How BenchProctor scores a SAST tool
The whole scoring model is a confusion matrix and one subtraction. Here's how true-positive and false-positive rates become a single number, why we average per category, and how the benchmark checks itself.
There is no machine learning in BenchProctor’s scoring, no learned judge, no opaque aggregate. It is a confusion matrix and one subtraction. That is deliberate: a benchmark you can’t audit is just another tool you have to trust.
Four buckets
Every test case has a known label — vulnerable or safe — in the CSV answer key. After your scanner runs, each case lands in one of four buckets:
detected ignored
vulnerable TP FN
safe FP TN
- TP (true positive): vulnerable, and the tool flagged it. Good.
- FN (false negative): vulnerable, and the tool missed it. A real bug shipped.
- FP (false positive): safe, and the tool flagged it anyway. Noise that erodes trust.
- TN (true negative): safe, and the tool stayed quiet. Good.
A case counts as detected if the tool produced at least one finding whose SARIF location points at that test file. Nothing about the category or the line has to match — just that the tool flagged the file at all. That keeps scoring fair across tools with different reporting granularity.
Two rates and one score
From the four buckets come two rates:
TPR = TP / (TP + FN) detection rate — of the real bugs, how many caught?
FPR = FP / (FP + TN) false-alarm rate — of the safe code, how much flagged?

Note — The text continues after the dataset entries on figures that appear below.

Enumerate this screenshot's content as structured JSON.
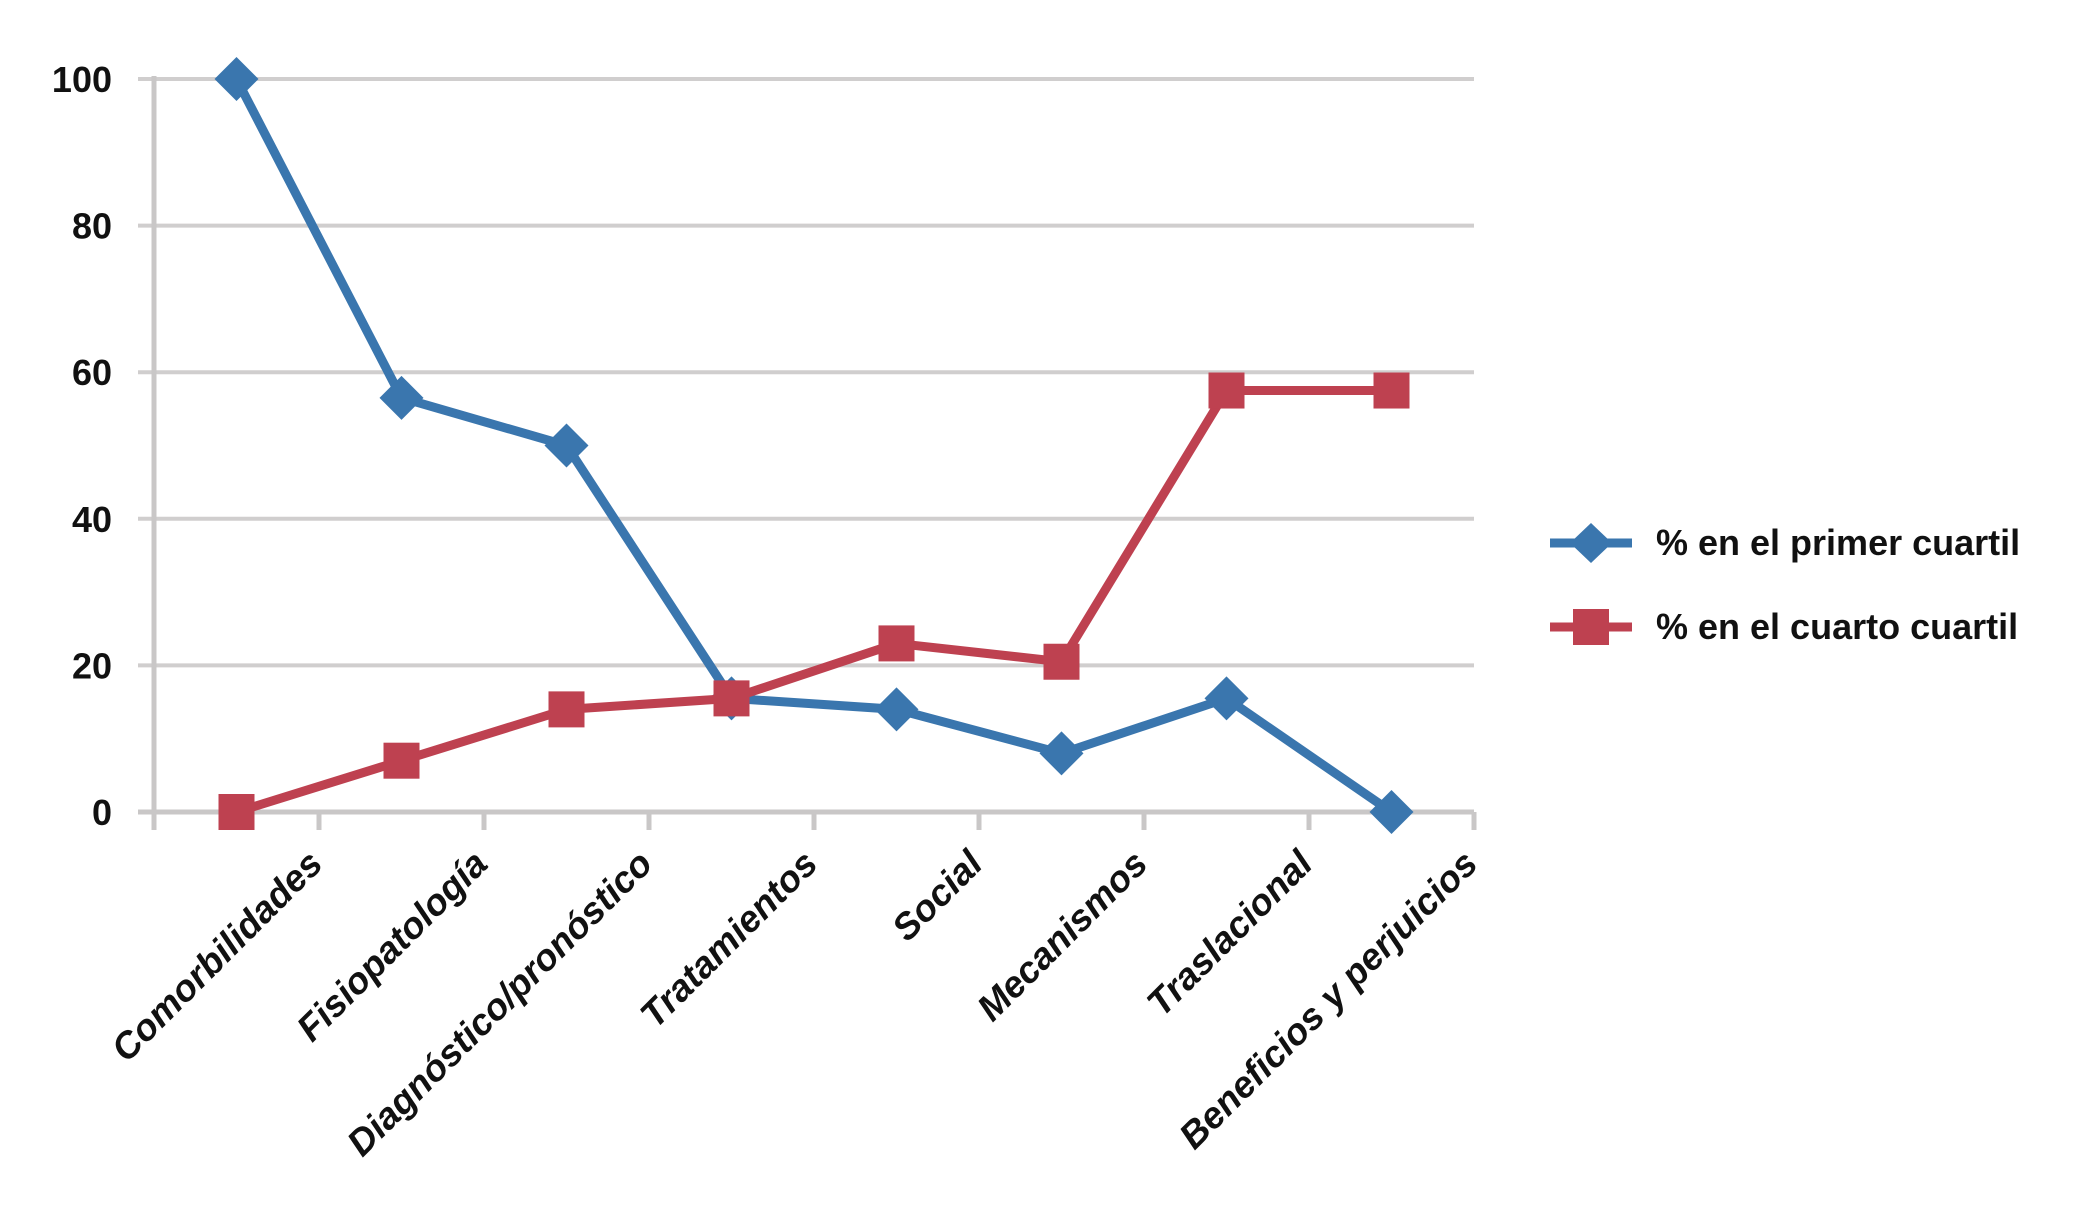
{
  "chart_data": {
    "type": "line",
    "title": "",
    "xlabel": "",
    "ylabel": "",
    "categories": [
      "Comorbilidades",
      "Fisiopatología",
      "Diagnóstico/pronóstico",
      "Tratamientos",
      "Social",
      "Mecanismos",
      "Traslacional",
      "Beneficios y perjuicios"
    ],
    "series": [
      {
        "name": "% en el primer cuartil",
        "marker": "diamond",
        "color": "#3A76AE",
        "values": [
          100,
          56.5,
          50,
          15.5,
          14,
          8,
          15.5,
          0
        ]
      },
      {
        "name": "% en el cuarto cuartil",
        "marker": "square",
        "color": "#BE4150",
        "values": [
          0,
          7,
          14,
          15.5,
          23,
          20.5,
          57.5,
          57.5
        ]
      }
    ],
    "ylim": [
      0,
      100
    ],
    "yticks": [
      0,
      20,
      40,
      60,
      80,
      100
    ],
    "grid": true,
    "grid_color": "#D0CECE",
    "axis_color": "#C9C7C7",
    "text_color": "#111111",
    "background": "#FFFFFF",
    "legend_position": "right",
    "x_labels_rotation_deg": 45,
    "x_labels_style": "bold italic"
  }
}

The headline score is Youden’s J, the difference between them:
J = TPR − FPR
It runs from +1.0 to −1.0:
- +1.0 — every vulnerability caught, zero false alarms. Perfect.
- 0.0 — no better than a coin flip. A flag-everything tool lands here.
- −1.0 — inverted: flags the safe code, misses the real bugs.
A single number that rewards detection and penalizes noise in equal measure is exactly what you want from an accuracy metric. A tool that finds every bug but drowns you in false positives is not a good tool, and its J score says so.
Why flag-everything scores zero
Because the corpus is balanced 50/50, the laziest strategy collapses. Suppose a
tool reports every single file as vulnerable. It catches all the true positives
(TPR = 1.0) — and flags all the safe files too (FPR = 1.0). Its score is
1.0 − 1.0 = 0.0. The balance is what turns “flag everything” from a cheat into
a wash.
Category-averaged is the headline
There are two honest ways to combine per-category results, and BenchProctor reports both:
- Category-averaged (macro). Compute TPR and FPR for each category independently, then average across categories. Every vulnerability class counts equally, so a tool can’t earn a great score by nailing one enormous category and ignoring a dozen small ones. This is the number we lead with.
- Flat aggregate. Pool every case together and compute one TPR and FPR. Useful for comparison, but it lets large categories dominate.
When the two diverge, that gap is itself a finding: it usually means a tool is strong on a few common classes and weak across the long tail.
$ python score_sarif.py results.sarif corpus/expectedresults-2026.2.csv
category-averaged TPR 0.962 FPR 0.044 J 0.918
flat aggregate TPR 0.961 FPR 0.046 J 0.915
weakest categories
xxe J 0.71
open_redirect J 0.68
ssti J 0.64
The benchmark checks itself
A scorer is only as trustworthy as the answer key it reads. Every corpus ships a self-test SARIF — a synthetic “perfect tool” output that flags exactly the vulnerable files and nothing else. Score it against the CSV and it must come back at TPR 100%, FPR 0%, J 1.0. If it ever doesn’t, the labels and the scorer have drifted out of sync, and that’s a bug in the benchmark, not your tool. The benchmark fails first, before it can mislead you.
That’s the whole model. Run your scanner, hand the SARIF and the CSV to a one-file scorer, and read a number you can recompute by hand if you doubt it. No black boxes — just counts, two ratios, and a subtraction.